Stuff

Duration: 60 min 12 sec
Original Format: ¾” Umatic

Entry from Acts of Transfer:

STUFF is a multi-layered performance narrative by artists Nao Bustamante and Coco Fusco that interrogates relations between tourism, food and the exploitative consumption of the Latina body in the Western imagination.[1]  Framed with a promotional tourist rhetoric, a series of eclectic “skits” performed by Bustamante and Fusco begin with a sales pitch from our travel guide, “Triple E”, who promises novel experiences and carefree transportation to exotic destinations. The rhetorical device of the televised ad man introducing and framing the evening punctuates the power dynamic at play in the work.

The performance includes epistolary readings from postcards, crude tourism promotions, an “authentic” communal meal for “foreign guests” that requires audience participation, myth telling, excerpts from a sex tourism language manual, and rumba dance sequences, eventually culminating in a bilingual karaoke sing-a-long that ends in the refrain: “Drunk gringos are the island girl’s curse.” Certain elements from the script derive from the artists’ trips to Mexico and Cuba,[2] where they conducted interviews with prostitutes in Havana, and child street vendors in Chiapas.[3]
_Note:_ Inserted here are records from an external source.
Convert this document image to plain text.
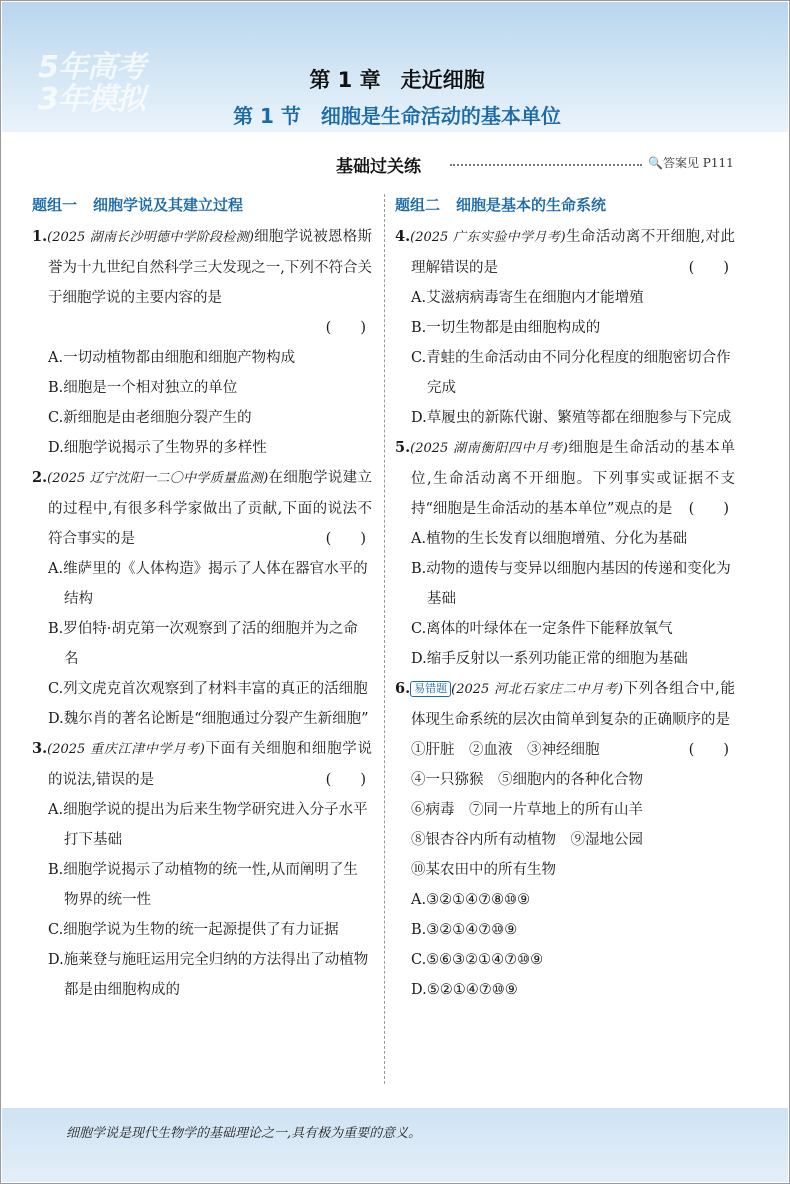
5年高考
3年模拟
第 1 章 走近细胞
第 1 节 细胞是生命活动的基本单位
基础过关练	🔍答案见 P111
题组一 细胞学说及其建立过程
1.(2025 湖南长沙明德中学阶段检测)细胞学说被恩格斯誉为十九世纪自然科学三大发现之一,下列不符合关于细胞学说的主要内容的是
(　　)
A.一切动植物都由细胞和细胞产物构成
B.细胞是一个相对独立的单位
C.新细胞是由老细胞分裂产生的
D.细胞学说揭示了生物界的多样性
2.(2025 辽宁沈阳一二〇中学质量监测)在细胞学说建立的过程中,有很多科学家做出了贡献,下面的说法不符合事实的是	(　　)
A.维萨里的《人体构造》揭示了人体在器官水平的结构
B.罗伯特·胡克第一次观察到了活的细胞并为之命名
C.列文虎克首次观察到了材料丰富的真正的活细胞
D.魏尔肖的著名论断是“细胞通过分裂产生新细胞”
3.(2025 重庆江津中学月考)下面有关细胞和细胞学说的说法,错误的是	(　　)
A.细胞学说的提出为后来生物学研究进入分子水平打下基础
B.细胞学说揭示了动植物的统一性,从而阐明了生物界的统一性
C.细胞学说为生物的统一起源提供了有力证据
D.施莱登与施旺运用完全归纳的方法得出了动植物都是由细胞构成的
题组二 细胞是基本的生命系统
4.(2025 广东实验中学月考)生命活动离不开细胞,对此理解错误的是	(　　)
A.艾滋病病毒寄生在细胞内才能增殖
B.一切生物都是由细胞构成的
C.青蛙的生命活动由不同分化程度的细胞密切合作完成
D.草履虫的新陈代谢、繁殖等都在细胞参与下完成
5.(2025 湖南衡阳四中月考)细胞是生命活动的基本单位,生命活动离不开细胞。下列事实或证据不支持“细胞是生命活动的基本单位”观点的是 (　　)
A.植物的生长发育以细胞增殖、分化为基础
B.动物的遗传与变异以细胞内基因的传递和变化为基础
C.离体的叶绿体在一定条件下能释放氧气
D.缩手反射以一系列功能正常的细胞为基础
6. 易错题 (2025 河北石家庄二中月考)下列各组合中,能体现生命系统的层次由简单到复杂的正确顺序的是
(　　)
①肝脏　②血液　③神经细胞
④一只猕猴　⑤细胞内的各种化合物
⑥病毒　⑦同一片草地上的所有山羊
⑧银杏谷内所有动植物　⑨湿地公园
⑩某农田中的所有生物
A.③②①④⑦⑧⑩⑨
B.③②①④⑦⑩⑨
C.⑤⑥③②①④⑦⑩⑨
D.⑤②①④⑦⑩⑨
细胞学说是现代生物学的基础理论之一,具有极为重要的意义。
STUFF is a performance jointly commissioned by the Institute of Contemporary Arts (London), Highways Performance (LA), and the Portland Center for Contemporary Art.[4] It was first performed at the National Review of Live Art in Glasgow in November 1996 and ran until the end of 1998. At the time of the performance, Bustamante was based in San Francisco and Fusco in New York.[5]  STUFF was the first collaboration between the two practitioners, who both have extensive independent careers as curators, writers, and interdisciplinary artists.[6]  Bustamante,“infamous for [her] edgy, improvisation/performance pieces in which both she and her audiences are on display,” is complemented here by Fusco’s practice of using “parodic exaggeration as a means of lowering spectators’ defenses in order to reveal their own complicity.”[7]  Combining their respective strategies, Fusco and Bustamante reveal the dualities and tensions at play between their Western American upbringing and their Latino roots to present an entertaining and self-reflexive performance. STUFF breaks open the stereotypes and myths, deliberately satirizing the female form to comic effect, revealing (and revelling in) the constructed fiction of the “Other” caught in a perpetually exploitive cycle of consumption and cultural display.

1 - Bustamante, Nao, and Coco Fusco. “STUFF.” TDR/The Drama Review 41, no. 4 (Winter 1997): 63-82.
2 – Fusco is Cuban-American from her mother’s side. Alba, Elia, and Coco Fusco. “Coco Fusco by Elia Alba – BOMB Magazine.” Coco Fusco – BOMB Magazine. Accessed March 2018. https://bombmagazine.org/articles/coco-fusco/.
3 – Bustamante, Nao, and Coco Fusco. “STUFF.” TDR/The Drama Review 41, no. 4 (Winter 1997): 63-82.
4 - Bustamante, Nao. “Stuff.” Nao Bustamante. http://www.naobustamante.com/art_stuff.html. Accessed March 2018.
5 - Weatherston, Rosemary. “Stuff by Nao Bustamante and Coco Fusco.” Theatre Journal 49, no. 4 (December 1997): 516-18.
6 – ibid.
7 – ibid.

Original Archive Entry:

The following text is taken from Front Magazine, vol. IX, no. 3, p. 7, Jan/Feb 1998:

Stuff is a look at the cultural myths that link Latin women and food to the erotic in the Western population imagination. Using multi-lingual sex guides, fast food menus, bawdy border humour and more, Fusco and Bustamante mingle with audience members, treating them to a meal, a host of rituals and exotic legends, an occasional rumba and at least one Spanish lesson as part of their satirical look at the relations between North and South. STUFF deals with how cultural consumption involves the trafficking of that which is most dear to us all our identities, our myths and our bodies. It is a commentary on how globalization and its accompanying versions of cultural tourism are actually affecting women of colour both in the third world and in Europe and North America, where hundreds of thousands of Latin women are currently migrating to satisfy consumer desires for a “bit of the other.”

This performance has been supported by the following department at Simon Fraser University: School for the Contemporary Arts, Institute of the Humanities, School of Communication Grad Studies, and the Latin American Studies Program.

Cosco Fusco will give public artists talks at SFU on Thursday, January 22, time tba.